O GLOBO - 10/12
Aos 68 anos, Lula constrói outra candidatura improvável, prepara o discurso e a campanha. Nas últimas eleições, elegeu seus ‘postes’ mais desdenhados pelos adversários
O desafio: eleger um candidato desconhecido até mesmo no próprio partido, numa região distante oito mil quilômetros de sua base eleitoral, onde os adversários detêm o poder e conservam a hegemonia política há três décadas .
O ex-presidente Lula tenta convencer seu PT a superar o ceticismo e ir à luta pelo governo de São Paulo carregando um candidato com “jeitão de médico do interior e falinha mansa”, como define. Ele atropelou todos os aspirantes para ungir Alexandre Padilha, de 42 anos, um paraense de Santarém que nunca disputou um mandato, cresceu na sombra da burocracia partidária e hoje é ministro da Saúde.
Sexta-feira passada, Lula apresentou Padilha a uma plateia de vereadores em Itupeva (SP). Ele era apenas um garoto de dez anos quando o PT começou a construir a máquina eleitoral que nas duas últimas eleições garantiu-lhe 12 anos na Presidência da República, maioria no Congresso, 665 cadeiras nas Câmaras e 73 prefeituras em São Paulo, inclusive a capital.
Lula tentava estimular candidato e audiência:
— Quem viu a morte passar perto e ficou com medo até de não poder falar, não tem por que ficar regateando. Perdemos as eleições aqui, várias vezes, porque nos faltaram 20% dos votos. E esses 20% não estão na esquerda. Se estivessem, era fácil.
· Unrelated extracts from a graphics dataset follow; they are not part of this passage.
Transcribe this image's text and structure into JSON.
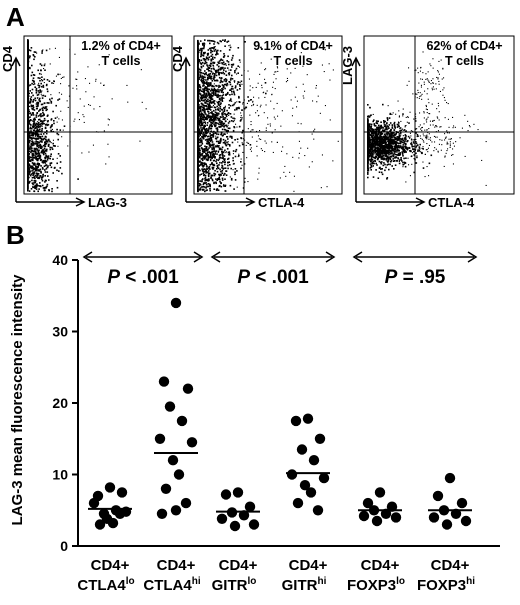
{
  "panel_a": {
    "letter": "A",
    "plots": [
      {
        "y_label": "CD4",
        "x_label": "LAG-3",
        "annotation_line1": "1.2% of CD4+",
        "annotation_line2": "T cells"
      },
      {
        "y_label": "CD4",
        "x_label": "CTLA-4",
        "annotation_line1": "9.1% of CD4+",
        "annotation_line2": "T cells"
      },
      {
        "y_label": "LAG-3",
        "x_label": "CTLA-4",
        "annotation_line1": "62% of CD4+",
        "annotation_line2": "T cells"
      }
    ]
  },
  "panel_b": {
    "letter": "B",
    "p_values": [
      {
        "italic": "P",
        "rest": " < .001"
      },
      {
        "italic": "P",
        "rest": " < .001"
      },
      {
        "italic": "P",
        "rest": " = .95"
      }
    ]
  },
  "chart_data": {
    "type": "scatter",
    "ylabel": "LAG-3 mean fluorescence intensity",
    "ylim": [
      0,
      40
    ],
    "yticks": [
      "0",
      "10",
      "20",
      "30",
      "40"
    ],
    "categories": [
      {
        "line1": "CD4+",
        "base": "CTLA4",
        "sup": "lo"
      },
      {
        "line1": "CD4+",
        "base": "CTLA4",
        "sup": "hi"
      },
      {
        "line1": "CD4+",
        "base": "GITR",
        "sup": "lo"
      },
      {
        "line1": "CD4+",
        "base": "GITR",
        "sup": "hi"
      },
      {
        "line1": "CD4+",
        "base": "FOXP3",
        "sup": "lo"
      },
      {
        "line1": "CD4+",
        "base": "FOXP3",
        "sup": "hi"
      }
    ],
    "means": [
      5.2,
      13.0,
      4.8,
      10.2,
      5.0,
      5.0
    ],
    "points": [
      [
        8.2,
        7.0,
        7.5,
        4.5,
        5.0,
        6.0,
        4.8,
        3.8,
        3.2,
        3.0,
        4.5
      ],
      [
        34.0,
        23.0,
        22.0,
        19.5,
        17.5,
        15.0,
        14.5,
        12.0,
        10.0,
        8.0,
        6.0,
        5.0,
        4.5
      ],
      [
        7.5,
        7.2,
        5.5,
        4.7,
        4.3,
        3.8,
        3.0,
        2.8
      ],
      [
        17.8,
        17.5,
        15.0,
        13.5,
        12.0,
        10.0,
        9.5,
        8.5,
        7.5,
        6.0,
        5.0
      ],
      [
        7.5,
        6.0,
        5.5,
        5.0,
        4.5,
        4.2,
        4.0,
        3.5
      ],
      [
        9.5,
        7.0,
        6.0,
        5.0,
        4.5,
        4.0,
        3.5,
        3.0
      ]
    ],
    "comparisons": [
      [
        0,
        1
      ],
      [
        2,
        3
      ],
      [
        4,
        5
      ]
    ]
  }
}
Poderia propor, Padilha, fazer uma aliança com o PSTU e o PSOL...
A plateia irrompeu em gargalhadas.
— Mas não está lá, não — prosseguiu. — Está numa parte difusa ideologicamente da nossa sociedade que foi impregnada pelo preconceito... E nós temos que quebrar isso. Temos de tentar colocar uma cunha no meio da base deles, porque não é possível fazer campanha com todo mundo contra nós. E tem sido sempre assim.
— Qual é o sonho de consumo político do petista? —provocou. — É ter uma chapa só do PT, sem coligação e a gente ganhar. Outro sonho de consumo seria fazer uma aliança só pela esquerda mas, além do PT, tá difícil saber quem é esquerda... Vamos procurar outros parceiros, e você tem que ter a habilidade de construir essa aliança que nos dê a base para competir.
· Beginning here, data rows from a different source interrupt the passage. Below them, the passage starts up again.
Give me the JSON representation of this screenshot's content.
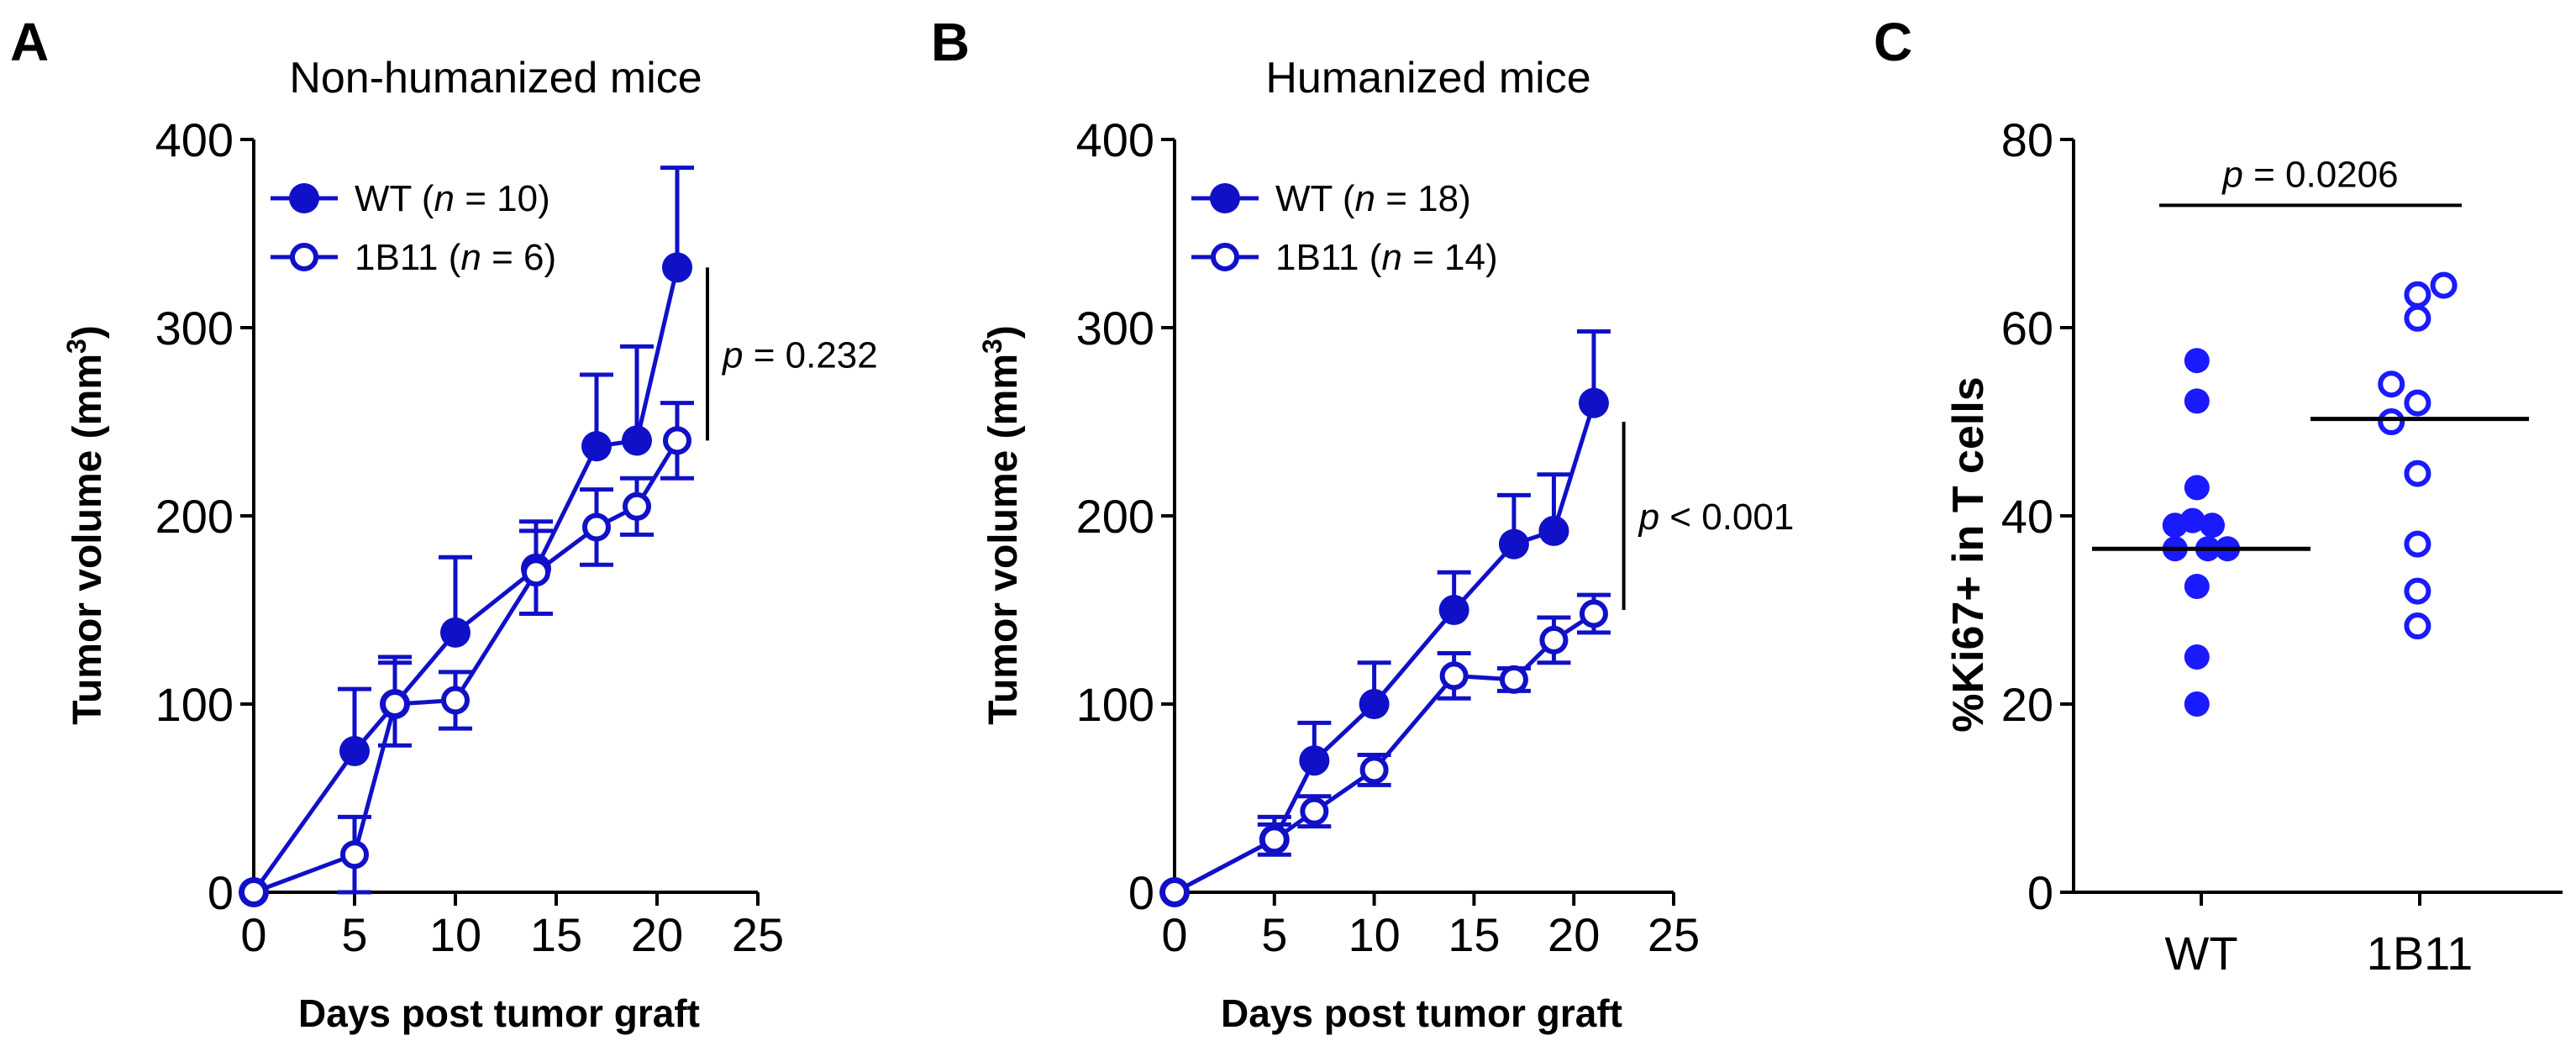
{
  "colors": {
    "series": "#1010c8",
    "points": "#1a1aff",
    "axis": "#000000",
    "median": "#000000"
  },
  "chart_data": [
    {
      "panel_letter": "A",
      "type": "line",
      "title": "Non-humanized mice",
      "xlabel": "Days post tumor graft",
      "ylabel_main": "Tumor volume (mm",
      "ylabel_sup": "3",
      "ylabel_close": ")",
      "xlim": [
        0,
        25
      ],
      "ylim": [
        0,
        400
      ],
      "xticks": [
        "0",
        "5",
        "10",
        "15",
        "20",
        "25"
      ],
      "yticks": [
        "0",
        "100",
        "200",
        "300",
        "400"
      ],
      "series": [
        {
          "name": "WT",
          "n_label": "n",
          "n_eq": " = 10)",
          "legend_prefix": "WT (",
          "marker": "filled",
          "x": [
            0,
            5,
            7,
            10,
            14,
            17,
            19,
            21
          ],
          "y": [
            0,
            75,
            100,
            138,
            172,
            237,
            240,
            332
          ],
          "err": [
            0,
            33,
            25,
            40,
            25,
            38,
            50,
            53
          ]
        },
        {
          "name": "1B11",
          "n_label": "n",
          "n_eq": " = 6)",
          "legend_prefix": "1B11 (",
          "marker": "open",
          "x": [
            0,
            5,
            7,
            10,
            14,
            17,
            19,
            21
          ],
          "y": [
            0,
            20,
            100,
            102,
            170,
            194,
            205,
            240
          ],
          "err": [
            0,
            20,
            22,
            15,
            22,
            20,
            15,
            20
          ]
        }
      ],
      "annotation": {
        "p_label": "p",
        "p_text": " = 0.232",
        "y1": 240,
        "y2": 332
      }
    },
    {
      "panel_letter": "B",
      "type": "line",
      "title": "Humanized mice",
      "xlabel": "Days post tumor graft",
      "ylabel_main": "Tumor volume (mm",
      "ylabel_sup": "3",
      "ylabel_close": ")",
      "xlim": [
        0,
        25
      ],
      "ylim": [
        0,
        400
      ],
      "xticks": [
        "0",
        "5",
        "10",
        "15",
        "20",
        "25"
      ],
      "yticks": [
        "0",
        "100",
        "200",
        "300",
        "400"
      ],
      "series": [
        {
          "name": "WT",
          "n_label": "n",
          "n_eq": " = 18)",
          "legend_prefix": "WT (",
          "marker": "filled",
          "x": [
            0,
            5,
            7,
            10,
            14,
            17,
            19,
            21
          ],
          "y": [
            0,
            28,
            70,
            100,
            150,
            185,
            192,
            260
          ],
          "err": [
            0,
            12,
            20,
            22,
            20,
            26,
            30,
            38
          ]
        },
        {
          "name": "1B11",
          "n_label": "n",
          "n_eq": " = 14)",
          "legend_prefix": "1B11 (",
          "marker": "open",
          "x": [
            0,
            5,
            7,
            10,
            14,
            17,
            19,
            21
          ],
          "y": [
            0,
            28,
            43,
            65,
            115,
            113,
            134,
            148
          ],
          "err": [
            0,
            8,
            8,
            8,
            12,
            6,
            12,
            10
          ]
        }
      ],
      "annotation": {
        "p_label": "p",
        "p_text": " < 0.001",
        "y1": 150,
        "y2": 250
      }
    },
    {
      "panel_letter": "C",
      "type": "scatter",
      "ylabel": "%Ki67+ in T cells",
      "ylim": [
        0,
        80
      ],
      "yticks": [
        "0",
        "20",
        "40",
        "60",
        "80"
      ],
      "categories": [
        "WT",
        "1B11"
      ],
      "groups": [
        {
          "name": "WT",
          "marker": "filled",
          "median": 36.5,
          "points": [
            {
              "dx": -0.04,
              "y": 56.5
            },
            {
              "dx": -0.04,
              "y": 52.2
            },
            {
              "dx": -0.04,
              "y": 43.0
            },
            {
              "dx": -0.24,
              "y": 39.0
            },
            {
              "dx": -0.08,
              "y": 39.5
            },
            {
              "dx": 0.1,
              "y": 39.0
            },
            {
              "dx": -0.24,
              "y": 36.5
            },
            {
              "dx": 0.06,
              "y": 36.5
            },
            {
              "dx": 0.24,
              "y": 36.5
            },
            {
              "dx": -0.04,
              "y": 32.5
            },
            {
              "dx": -0.04,
              "y": 25.0
            },
            {
              "dx": -0.04,
              "y": 20.0
            }
          ]
        },
        {
          "name": "1B11",
          "marker": "open",
          "median": 50.3,
          "points": [
            {
              "dx": 0.22,
              "y": 64.5
            },
            {
              "dx": -0.02,
              "y": 63.5
            },
            {
              "dx": -0.02,
              "y": 61.0
            },
            {
              "dx": -0.26,
              "y": 54.0
            },
            {
              "dx": -0.02,
              "y": 52.0
            },
            {
              "dx": -0.26,
              "y": 50.0
            },
            {
              "dx": -0.02,
              "y": 44.5
            },
            {
              "dx": -0.02,
              "y": 37.0
            },
            {
              "dx": -0.02,
              "y": 32.0
            },
            {
              "dx": -0.02,
              "y": 28.3
            }
          ]
        }
      ],
      "annotation": {
        "p_label": "p",
        "p_text": " = 0.0206"
      }
    }
  ]
}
Lula lembrou que não será suficiente dividir adversários, aliando-se à centro-direita:
— Precisamos fazer um programa que seja como factível, e não pareça ficção ou peça eleitoral. E vamos comparar tudo. Aquele negócio que fiz, na eleição da Dilma, de comparar 2002 a 2010, aquilo matava, porque não era eu falando, eram estatísticas.
Voltou-se para o candidato: — Então, Padilha, vai se entender com a nossa presidente, porque nos primeiros três meses você vai ter de estudar o estado, seus problemas e as soluções... Eu acho que você é o cara. Vou me dedicar, me dividir um pouco com você e a Dilma, até porque acho que a Dilma está numa situação mais confortável, mas também não é fácil. Agora, com cara boa, viu Padilha. Vai dar zebra, como dizia a música que o (Marcelo) Déda cantava:
Esse ano vai dar zebra
Com certeza vai dar
O povo trabalhador
Já cansou de esperar
Aos 68 anos, Lula está à caça de votos. Goste-se ou não, nas duas últimas rodadas eleitorais ele construiu candidatos, preparou-lhes o discurso e as táticas de campanha. E, no final, elegeu seus “postes” mais desdenhados pelos adversários.